Prophylactic azithromycin treatment has been demonstrated to improve freedom from bronchiolitis obliterans syndrome (BOS) 2 years after lung transplantation (LTx). In the current study, we re-evaluated the long-term effects of this prophylactic approach in view of the updated classification system for chronic lung allograft dysfunction (CLAD). A retrospective, intention-to-treat analysis of a randomized controlled trial comparing prophylactic treatment with placebo (n = 43) versus azithromycin (n = 40) after LTx was performed. Graft dysfunction (CLAD), graft loss (retransplantation, mortality), evolution of pulmonary function and functional exercise capacity were analyzed 7 years after inclusion of the last study subject. Following LTx, 22/43 (51%) patients of the placebo group and 11/40 (28%) patients of the azithromycin group ever developed CLAD (p = 0.043). CLAD-free survival was significantly longer in the azithromycin group (p = 0.024). No difference was present in proportion of obstructive versus restrictive CLAD between both groups.
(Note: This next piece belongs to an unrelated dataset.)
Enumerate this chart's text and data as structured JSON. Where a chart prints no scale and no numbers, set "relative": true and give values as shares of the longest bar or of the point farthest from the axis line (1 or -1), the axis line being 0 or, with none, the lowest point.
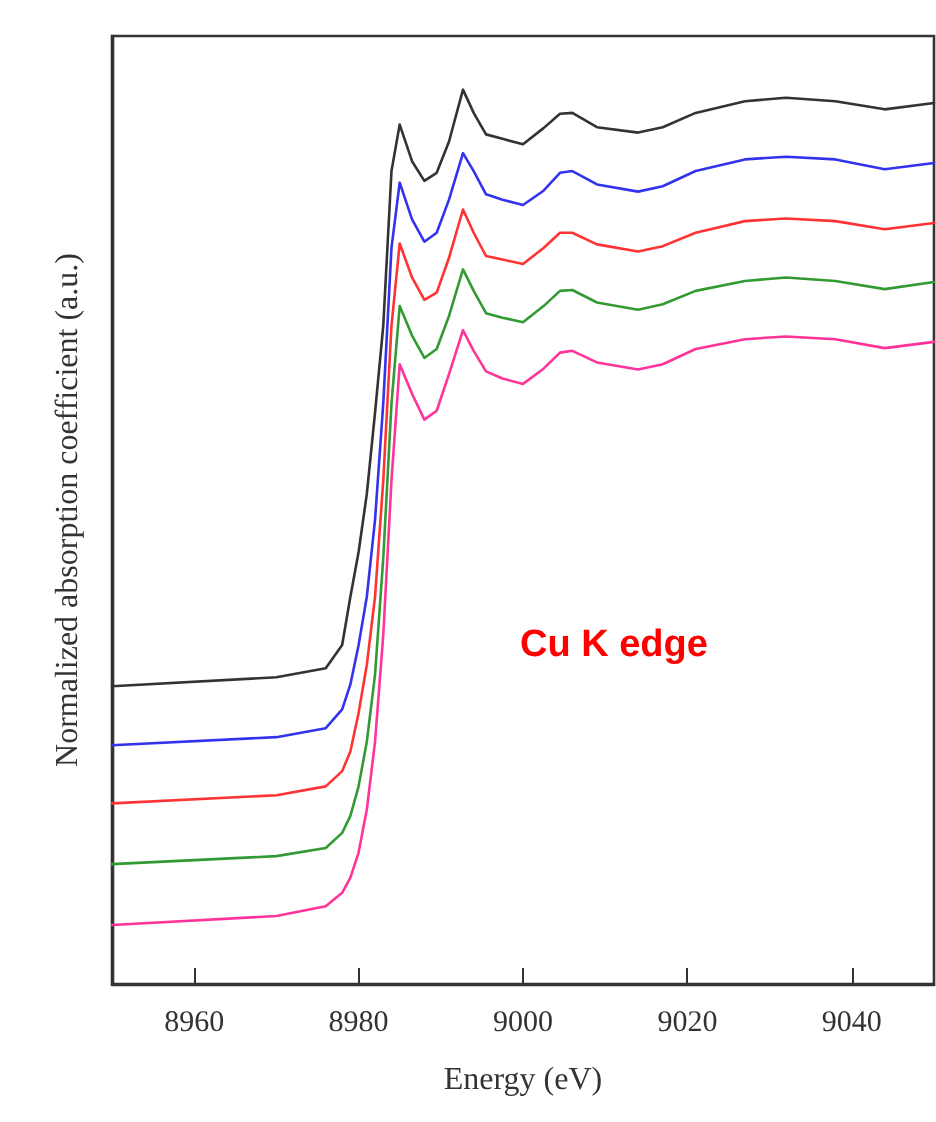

Graft loss was similar in both groups: 23/43 (53%) versus 16/40 (40%) patients (p = 0.27). Long-term pulmonary function and functional exercise capacity were significantly better in the azithromycin group (p < 0.05). Prophylactic azithromycin therapy reduces long-term CLAD prevalence and improves CLAD-free survival, pulmonary function, and functional exercise capacity after LTx.